'How bad does it have to get?': Local hospitals apply for funding to reduce surgical backlog
Wait times for elective and non-urgent surgeries is a growing problem in Ontario, but hospital administrators are hopeful a new funding stream announced by the province will bring the number of people waiting down.
The new $30-million Surgical Innovation Fund is designed to support Ontario’s hospitals and provide them with the flexibility they need to perform more surgeries.
A handful of regional hospitals in Windsor-Essex, Chatham-Kent and Sarnia confirm to CTV News they have jointly applied to the fund.
If approved, Erie Shores Health Care is putting a priority on getting more trained Operating Room nurses with the funding.
“Having that staff available is probably one of the biggest factors to having an efficiently run OR from end-to-end,” says Priyanka Philip, the director of outpatient services at Erie Shores Health Care in Leamington.
“Any funding that would potentially flow through this surgical innovation opportunity would allow us to implement that and free up a lot of resources for other procedures,” she says.
The funding couldn’t come soon enough for the nearly 10,000 people across Windsor-Essex and Chatham-Kent currently on that wait list for procedures such as colonoscopies, orthopedic procedures like knee and hip work, tonsillectomies, hernias and gallbladder surgeries.
“Yeah, we have free health care, but you may have to wait years to get it,” says Celeste Kurcz, who has been suffering from gallstones for eight months.
“How bad does it have to get?
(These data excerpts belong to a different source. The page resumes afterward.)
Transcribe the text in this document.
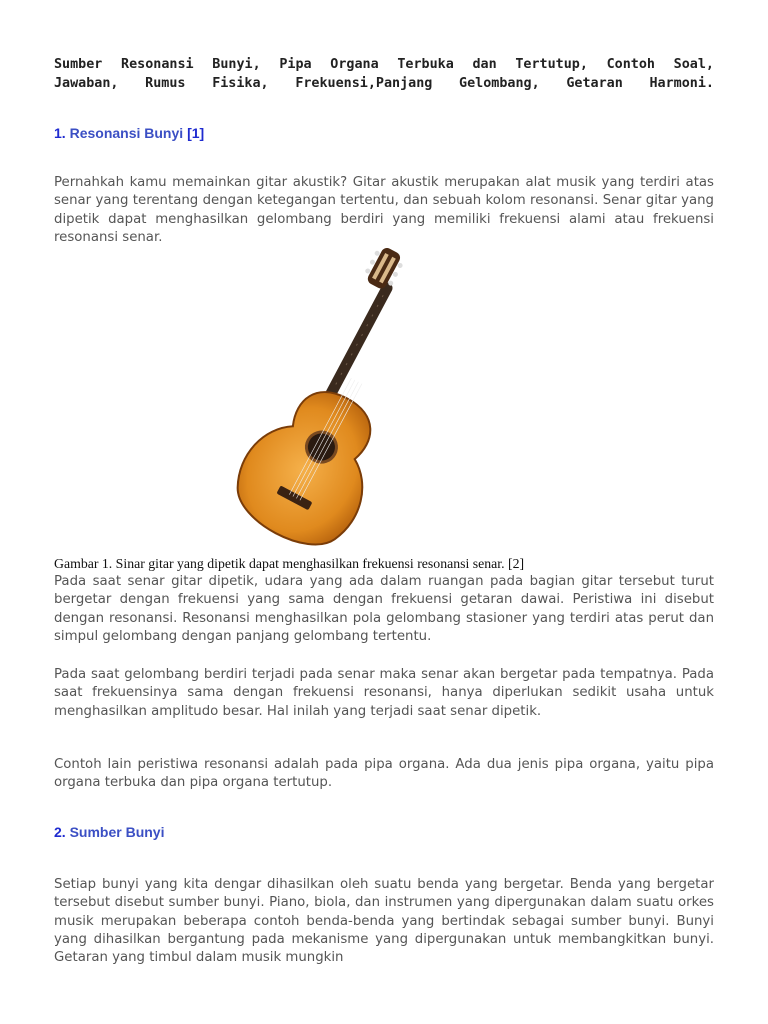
Sumber Resonansi Bunyi, Pipa Organa Terbuka dan Tertutup, Contoh Soal,
Jawaban, Rumus Fisika, Frekuensi,Panjang Gelombang, Getaran Harmoni.
1. Resonansi Bunyi [1]

Pernahkah kamu memainkan gitar akustik? Gitar akustik merupakan alat musik yang terdiri atas senar yang terentang dengan ketegangan tertentu, dan sebuah kolom resonansi. Senar gitar yang dipetik dapat menghasilkan gelombang berdiri yang memiliki frekuensi alami atau frekuensi resonansi senar.

Gambar 1. Sinar gitar yang dipetik dapat menghasilkan frekuensi resonansi senar. [2]

Pada saat senar gitar dipetik, udara yang ada dalam ruangan pada bagian gitar tersebut turut bergetar dengan frekuensi yang sama dengan frekuensi getaran dawai. Peristiwa ini disebut dengan resonansi. Resonansi menghasilkan pola gelombang stasioner yang terdiri atas perut dan simpul gelombang dengan panjang gelombang tertentu.

Pada saat gelombang berdiri terjadi pada senar maka senar akan bergetar pada tempatnya. Pada saat frekuensinya sama dengan frekuensi resonansi, hanya diperlukan sedikit usaha untuk menghasilkan amplitudo besar. Hal inilah yang terjadi saat senar dipetik.

Contoh lain peristiwa resonansi adalah pada pipa organa. Ada dua jenis pipa organa, yaitu pipa organa terbuka dan pipa organa tertutup.

2. Sumber Bunyi

Setiap bunyi yang kita dengar dihasilkan oleh suatu benda yang bergetar. Benda yang bergetar tersebut disebut sumber bunyi. Piano, biola, dan instrumen yang dipergunakan dalam suatu orkes musik merupakan beberapa contoh benda-benda yang bertindak sebagai sumber bunyi. Bunyi yang dihasilkan bergantung pada mekanisme yang dipergunakan untuk membangkitkan bunyi. Getaran yang timbul dalam musik mungkin
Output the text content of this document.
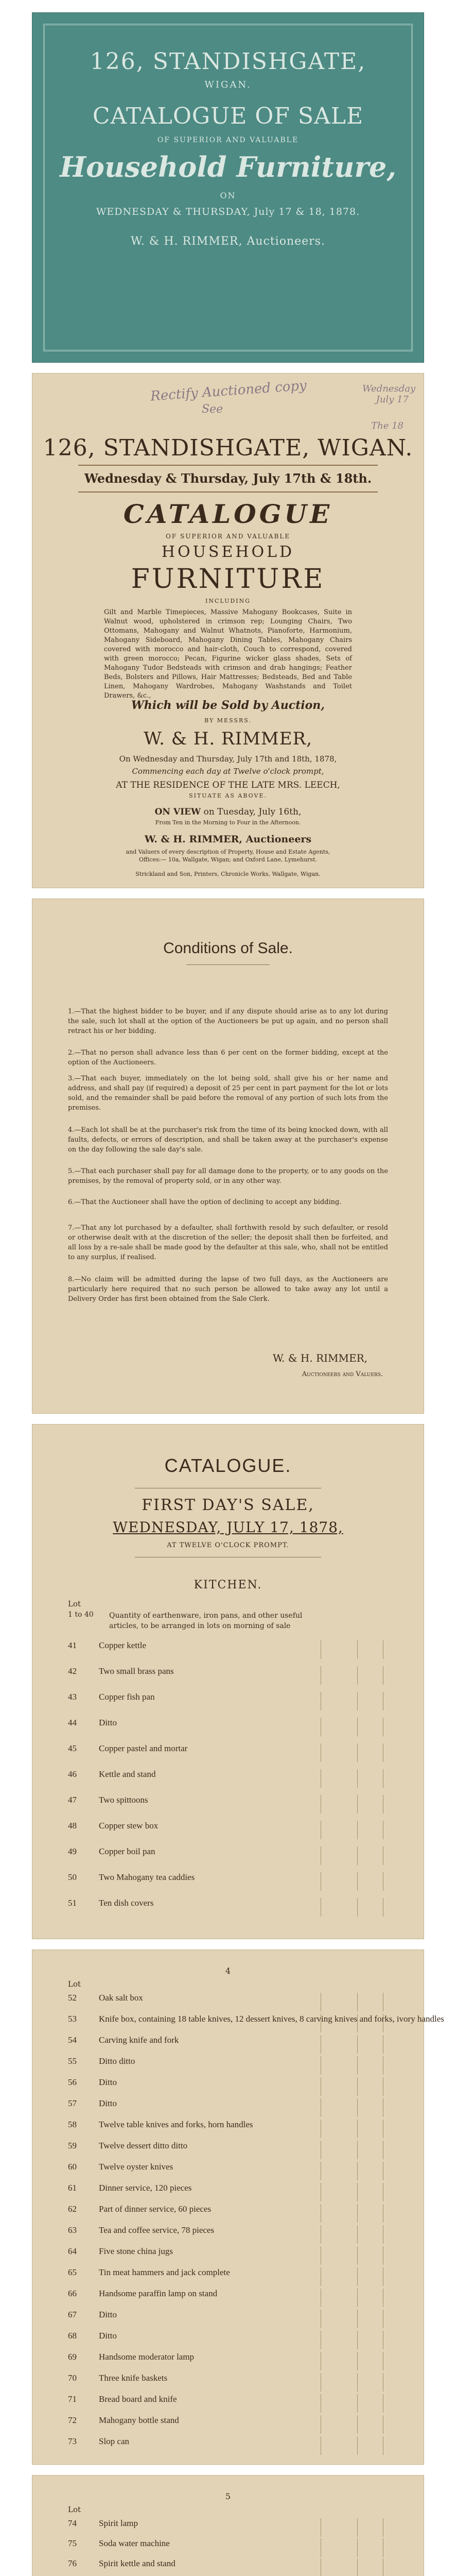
126, STANDISHGATE,
WIGAN.
CATALOGUE OF SALE
OF SUPERIOR AND VALUABLE
Household Furniture,
ON
WEDNESDAY & THURSDAY, July 17 & 18, 1878.
W. & H. RIMMER, Auctioneers.
Rectify Auctioned copy
See
Wednesday July 17
The 18
126, STANDISHGATE, WIGAN.
Wednesday & Thursday, July 17th & 18th.
CATALOGUE
OF SUPERIOR AND VALUABLE
HOUSEHOLD
FURNITURE
INCLUDING
Gilt and Marble Timepieces, Massive Mahogany Bookcases, Suite in Walnut wood, upholstered in crimson rep; Lounging Chairs, Two Ottomans, Mahogany and Walnut Whatnots, Pianoforte, Harmonium, Mahogany Sideboard, Mahogany Dining Tables, Mahogany Chairs covered with morocco and hair-cloth, Couch to correspond, covered with green morocco; Pecan, Figurine wicker glass shades, Sets of Mahogany Tudor Bedsteads with crimson and drab hangings; Feather Beds, Bolsters and Pillows, Hair Mattresses; Bedsteads, Bed and Table Linen, Mahogany Wardrobes, Mahogany Washstands and Toilet Drawers, &c.,
Which will be Sold by Auction,
BY MESSRS.
W. & H. RIMMER,
On Wednesday and Thursday, July 17th and 18th, 1878,
Commencing each day at Twelve o'clock prompt,
AT THE RESIDENCE OF THE LATE MRS. LEECH,
SITUATE AS ABOVE.
ON VIEW on Tuesday, July 16th,
From Ten in the Morning to Four in the Afternoon.
W. & H. RIMMER, Auctioneers
and Valuers of every description of Property, House and Estate Agents, Offices:— 10a, Wallgate, Wigan; and Oxford Lane, Lymehurst.
Strickland and Son, Printers, Chronicle Works, Wallgate, Wigan.
Conditions of Sale.
1.—That the highest bidder to be buyer, and if any dispute should arise as to any lot during the sale, such lot shall at the option of the Auctioneers be put up again, and no person shall retract his or her bidding.
2.—That no person shall advance less than 6 per cent on the former bidding, except at the option of the Auctioneers.
3.—That each buyer, immediately on the lot being sold, shall give his or her name and address, and shall pay (if required) a deposit of 25 per cent in part payment for the lot or lots sold, and the remainder shall be paid before the removal of any portion of such lots from the premises.
4.—Each lot shall be at the purchaser's risk from the time of its being knocked down, with all faults, defects, or errors of description, and shall be taken away at the purchaser's expense on the day following the sale day's sale.
5.—That each purchaser shall pay for all damage done to the property, or to any goods on the premises, by the removal of property sold, or in any other way.
6.—That the Auctioneer shall have the option of declining to accept any bidding.
7.—That any lot purchased by a defaulter, shall forthwith resold by such defaulter, or resold or otherwise dealt with at the discretion of the seller; the deposit shall then be forfeited, and all loss by a re-sale shall be made good by the defaulter at this sale, who, shall not be entitled to any surplus, if realised.
8.—No claim will be admitted during the lapse of two full days, as the Auctioneers are particularly here required that no such person be allowed to take away any lot until a Delivery Order has first been obtained from the Sale Clerk.
W. & H. RIMMER,
Auctioneers and Valuers.
CATALOGUE.
FIRST DAY'S SALE,
WEDNESDAY, JULY 17, 1878,
AT TWELVE O'CLOCK PROMPT.
KITCHEN.
Lot
1 to 40 Quantity of earthenware, iron pans, and other useful articles, to be arranged in lots on morning of sale
41	Copper kettle
42	Two small brass pans
43	Copper fish pan
44	Ditto
45	Copper pastel and mortar
46	Kettle and stand
47	Two spittoons
48	Copper stew box
49	Copper boil pan
50	Two Mahogany tea caddies
51	Ten dish covers
4
Lot
52	Oak salt box
53	Knife box, containing 18 table knives, 12 dessert knives, 8 carving knives and forks, ivory handles
54	Carving knife and fork
55	Ditto ditto
56	Ditto
57	Ditto
58	Twelve table knives and forks, horn handles
59	Twelve dessert ditto ditto
60	Twelve oyster knives
61	Dinner service, 120 pieces
62	Part of dinner service, 60 pieces
63	Tea and coffee service, 78 pieces
64	Five stone china jugs
65	Tin meat hammers and jack complete
66	Handsome paraffin lamp on stand
67	Ditto
68	Ditto
69	Handsome moderator lamp
70	Three knife baskets
71	Bread board and knife
72	Mahogany bottle stand
73	Slop can
5
Lot
74	Spirit lamp
75	Soda water machine
76	Spirit kettle and stand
They said unless you have jaundice or an extreme fever, we’re not going to touch you,” says the 34-year-old mother of a 10-month-old.
Since her diagnosis, Kurcz has been back and forth to the ER with regular, prolonged gallbladder attacks.
She believes Ontario’s decision to pause elective surgeries during the third wave of the pandemic is forcing her and others to wait in pain.
Just last week, Kurcz finally got the call from her surgeon and is due to go under the knife at the end of June.
“I’m one of the lucky ones, but still nonetheless, I had to jump through hoops,” she says. “I was getting desperate. I just wanted help.”
Kurcz is thankful for the hard work of frontline medical staff during the pandemic and is more critical of government decision-makers for the prolonged delay in services. She remains hopeful others on the surgery wait list will soon get the help they need.
“We’re failing our people,” she says. “I say I’m frustrated. It’s with the system.”
“It’s been broken for a long time, and I think the pandemic has shed light on that.”